Я понимал, что интерес Джеси к программе наших «забытых сокровищ» ослабевает, и я пытался как-то определиться с тем, что нам делать дальше. Наверное, имело смысл подтолкнуть его что-то писать — у него теперь явно проявлялась к этому склонность. Решение казалось простым, проще пареной репы: мы раскрутим новую кинопрограмму, в которую войдут лучше всего написанные сценарии. Мы снова посмотрим «Манхэттен» Вуди Аллена. Еще раз прокрутим «Криминальное чтиво», но теперь попытаемся провести четкую грань между развлекательной и серьезной литературой. «Криминальное чтиво» сам по себе чрезвычайно занимательный фильм, импозантный, с блистательными диалогами, которые никак не связаны с реальной жизнью. Я сказал себе, что надо будет напомнить Джеси о том, что, когда Чехов в одном из московских театров смотрел пьесу Ибсена «Кукольный дом», он обернулся к другу и шепнул ему: «Но жизнь ведь совсем не такая».
Почему бы в таком случае сыну не посмотреть картину Луи Малля «Ваня с 42-й улицы»? Он еще слишком молод для Чехова, фильм может показаться ему скучным, это точно, но я почему-то подумал, что ему понравится вечно ноющий, жалующийся, терзающийся переживаниями Уолли Шоун в роли Вани, особенно когда он разражается тирадами о профессоре Серебрякове: «Не можем же все мы говорить, писать и делать свою работу, как какая-нибудь сенокосилка!»

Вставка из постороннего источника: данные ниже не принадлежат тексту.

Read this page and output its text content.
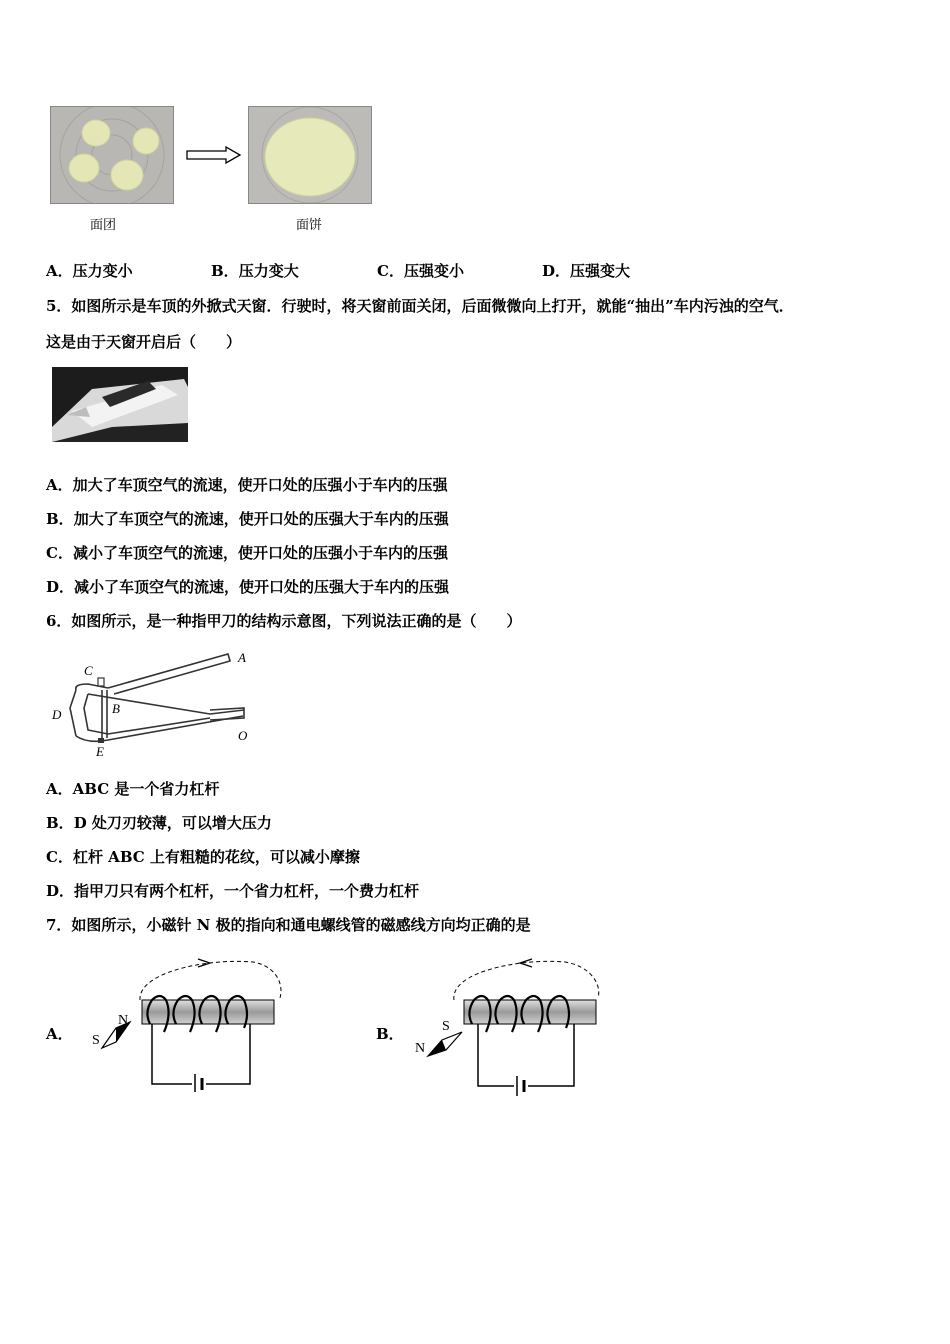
面团	面饼
A．压力变小	B．压力变大	C．压强变小	D．压强变大
5．如图所示是车顶的外掀式天窗．行驶时，将天窗前面关闭，后面微微向上打开，就能“抽出”车内污浊的空气．
这是由于天窗开启后（　　）
A．加大了车顶空气的流速，使开口处的压强小于车内的压强
B．加大了车顶空气的流速，使开口处的压强大于车内的压强
C．减小了车顶空气的流速，使开口处的压强小于车内的压强
D．减小了车顶空气的流速，使开口处的压强大于车内的压强
6．如图所示，是一种指甲刀的结构示意图，下列说法正确的是（　　）
A
B
C
D
E
O
A．ABC 是一个省力杠杆
B．D 处刀刃较薄，可以增大压力
C．杠杆 ABC 上有粗糙的花纹，可以减小摩擦
D．指甲刀只有两个杠杆，一个省力杠杆，一个费力杠杆
7．如图所示，小磁针 N 极的指向和通电螺线管的磁感线方向均正确的是
A．
N
S	B．	S
N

Да, Джеси Ваня понравится. «Прекрасная выдалась погода для самоубийства».
А потом как бы на десерт я покажу ему «Иметь и не иметь». Этот фильм в рекомендациях не нуждается: он был поставлен по роману Хемингуэя (у которого к тому времени уже крыша начала ехать, он тогда сильно перебирал мартини со стимулирующими таблетками и писал в четыре утра всякую чушь); сценарий к нему написал Уильям Фолкнер, который был без ума от «Лолиты»; да еще и сцена там потрясающая есть, наверху в приморской гостинице, когда Бэколл предлагает себя Богарту со словами: «Тебе не надо ни делать ничего, ни говорить, разве что только свистнуть можешь. Ты ведь умеешь свистеть, правда, Стив? Надо только вот так сложить губы и дунуть». Непревзойденный текст, чтобы пустить пыль в глаза!
Я скажу Джеси об этом, а потом покажу фильм «Американцы» (вот оно — истинное стремление произвести впечатление), снятый по сценарию Дэвида Мэмета. Рассказывается в нем о третьеразрядной конторе торговцев недвижимостью, где собрались одни неудачники, которых последними словами кроет агент, присланный из центральной конторы. «Поставь свой кофе на стол, — говорит Алек Болдуин оторопевшему Джеку Леммону. — Кофе пьют только неудачники накануне банкротства».
Вот что я собирался ему показать. А после этого, может быть, мы посмотрели бы еще несколько «черных фильмов», скажем, «Происшествие на Саут-стрит»… Все это было у нас впереди.